Говорила, конечно. Версий было две: что Леня выстрелил сам в себя и что ружье выстрелило само от небрежного обращения, потому что Леня был очень пьяный. Об этом рассказывал Алик Альтшулер . Риты, как известно, там не было, поэтому она говорила об этом все время, но и она не знала. Факт, что Леня очень просил спасти его.

Как вы думаете, могла ли на него в плане начала депрессии повлиять история со Швейгольцем ? Это, конечно, раньше, середина 1960-х, но все-таки... Аронзон ходил на его процесс.

Мы все ходили на его процесс, а также на процесс Бродского, и эта история повлияла на всех очень сильно. Швейк (Швейгольц. - И.К. ) явно и стремительно сошел с ума, и это было страшно неожиданно. Хотя началось это еще на моей свадьбе в 1961 году. Мы с моим мужем , очень молодые люди, сняли какой-то подвал и пригласили наших друзей на свадьбу. Были Швейгольц, Славинский, Галя Подраболова. Когда они шли, какие-то хулиганы пристали к Гале, и Швейк тогда начал им угрожать. Они зашли вместе с ним в этот наш подвал, Швейк схватил с плиты огромный чугунный утюг и ничтоже сумняшеся пробил три черепа. Двое убежали, третий остался лежать. Потом выяснилось, что все они попали в больницу с трепанацией черепа, и вроде как один из них умер. Я помню, как мы все ездили в больницу, потому что если действительно умер, то Швейк ведь пропал. Нас водили к следователю, и мы говорили, что да, была агрессия, это была защита. К счастью, этот человек выжил. Мой папа, адвокат, который очень помог в этой ситуации , сказал Швейку: «Володя, кровь тянет за собой кровь, будьте осторожны». И когда случилось то, что случилось, то фраза эта у нас в ушах просто звенела. На нас на всех это произвело ужасное впечатление. Вы думаете, что Ленины депрессии начались с этого?

- Я не знаю, просто спрашиваю. Они ведь дружили, Аронзон потом письма ему в лагерь писал.

Я тоже не знаю. Но удар это был жуткий.

- А процесс над Швейгольцем и суд над Бродским у вас как-то накладывались один на другой?

Конечно, это ведь было почти одновременно. Мой отец консультировал Зою Топорову, которая защищала Бродского, как себя вести и что говорить. Все это было близко, и все било по нервам.

- Скажите, а Рита воспринимала гибель Аронзона как трагическую случайность или как логическое событие?

Она воспринимала это как поэтический акт. «Чтоб застрелиться здесь, не надо ни черта...» Во всяком случае, она так говорила.

И так прошло десять лет, с 1970-го по 1980-й, - ежедневных встреч, разговоров, сидения в больнице после того, как у Риты был инсульт. Я бы сказала, что Рита создала культ Аронзона, но это неправда, это некрасиво. Рита просто показала нам эти стихи и объяснила, почему они такие прекрасные.

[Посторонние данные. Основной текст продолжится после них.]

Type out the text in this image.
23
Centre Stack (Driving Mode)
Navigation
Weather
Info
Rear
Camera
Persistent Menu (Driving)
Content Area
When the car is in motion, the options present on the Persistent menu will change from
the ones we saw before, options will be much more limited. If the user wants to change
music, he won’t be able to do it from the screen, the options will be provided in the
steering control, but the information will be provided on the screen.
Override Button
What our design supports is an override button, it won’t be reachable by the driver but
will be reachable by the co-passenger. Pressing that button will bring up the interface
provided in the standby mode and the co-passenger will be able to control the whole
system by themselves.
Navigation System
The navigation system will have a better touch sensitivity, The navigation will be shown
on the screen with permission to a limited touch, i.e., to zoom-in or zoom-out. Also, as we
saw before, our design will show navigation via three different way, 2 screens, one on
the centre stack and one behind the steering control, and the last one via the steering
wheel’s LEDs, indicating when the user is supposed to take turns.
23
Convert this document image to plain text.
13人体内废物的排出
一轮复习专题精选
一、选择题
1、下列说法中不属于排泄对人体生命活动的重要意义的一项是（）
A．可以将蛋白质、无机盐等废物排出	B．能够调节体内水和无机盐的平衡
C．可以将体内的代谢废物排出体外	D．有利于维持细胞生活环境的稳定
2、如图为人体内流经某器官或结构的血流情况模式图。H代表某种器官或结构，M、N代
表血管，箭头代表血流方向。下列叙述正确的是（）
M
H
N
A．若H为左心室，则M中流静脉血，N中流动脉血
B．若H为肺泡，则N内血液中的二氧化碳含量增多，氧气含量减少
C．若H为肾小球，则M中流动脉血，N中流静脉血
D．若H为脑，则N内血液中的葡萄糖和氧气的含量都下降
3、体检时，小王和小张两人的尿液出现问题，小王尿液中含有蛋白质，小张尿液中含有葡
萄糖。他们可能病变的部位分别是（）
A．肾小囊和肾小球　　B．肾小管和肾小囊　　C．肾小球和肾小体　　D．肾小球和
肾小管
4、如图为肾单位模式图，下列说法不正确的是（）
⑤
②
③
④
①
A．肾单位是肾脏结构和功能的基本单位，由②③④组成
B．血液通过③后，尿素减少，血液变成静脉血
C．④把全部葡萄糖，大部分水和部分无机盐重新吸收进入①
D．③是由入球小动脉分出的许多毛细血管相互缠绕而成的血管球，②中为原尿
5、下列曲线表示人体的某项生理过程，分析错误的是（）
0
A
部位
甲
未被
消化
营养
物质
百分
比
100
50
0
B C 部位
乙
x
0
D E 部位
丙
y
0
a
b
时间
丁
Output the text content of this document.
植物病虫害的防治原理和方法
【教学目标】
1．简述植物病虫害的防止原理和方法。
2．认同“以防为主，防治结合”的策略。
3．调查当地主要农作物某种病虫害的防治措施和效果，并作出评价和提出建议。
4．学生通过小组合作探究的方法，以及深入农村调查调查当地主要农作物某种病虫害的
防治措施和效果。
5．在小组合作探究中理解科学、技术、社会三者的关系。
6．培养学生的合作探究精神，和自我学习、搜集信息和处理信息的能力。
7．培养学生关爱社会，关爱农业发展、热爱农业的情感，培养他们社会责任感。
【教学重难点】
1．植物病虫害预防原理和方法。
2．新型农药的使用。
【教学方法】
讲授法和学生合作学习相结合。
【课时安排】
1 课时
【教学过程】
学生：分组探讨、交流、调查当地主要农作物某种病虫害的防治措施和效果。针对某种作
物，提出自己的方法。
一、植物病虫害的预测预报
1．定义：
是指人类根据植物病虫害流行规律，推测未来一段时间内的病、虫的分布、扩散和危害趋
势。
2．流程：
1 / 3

- А разве это надо было объяснять? Вы же сами сказали, как вас потрясла первая же строка «Каждый легок и мал...»

Да, одна строка, другая строка, но я поначалу знала три-четыре стиха. «Хорошо гулять по небу, вслух читая Аронзона...» Это казалось обэриутским, но милым таким, не более. А Рита говорила очень скромно: в русской поэзии есть Пушкин и Аронзон. Стихи Лени выросли очень сильно после его смерти, и именно в его доме. Мы ведь все были очень молодые люди - Леня умер, когда ему был 31 год, а он был старше меня. Все мы были страшными снобами, что мы тогда понимали... А Рита смогла показать нам, что да, Пушкин и Аронзон, как дико это ни звучит.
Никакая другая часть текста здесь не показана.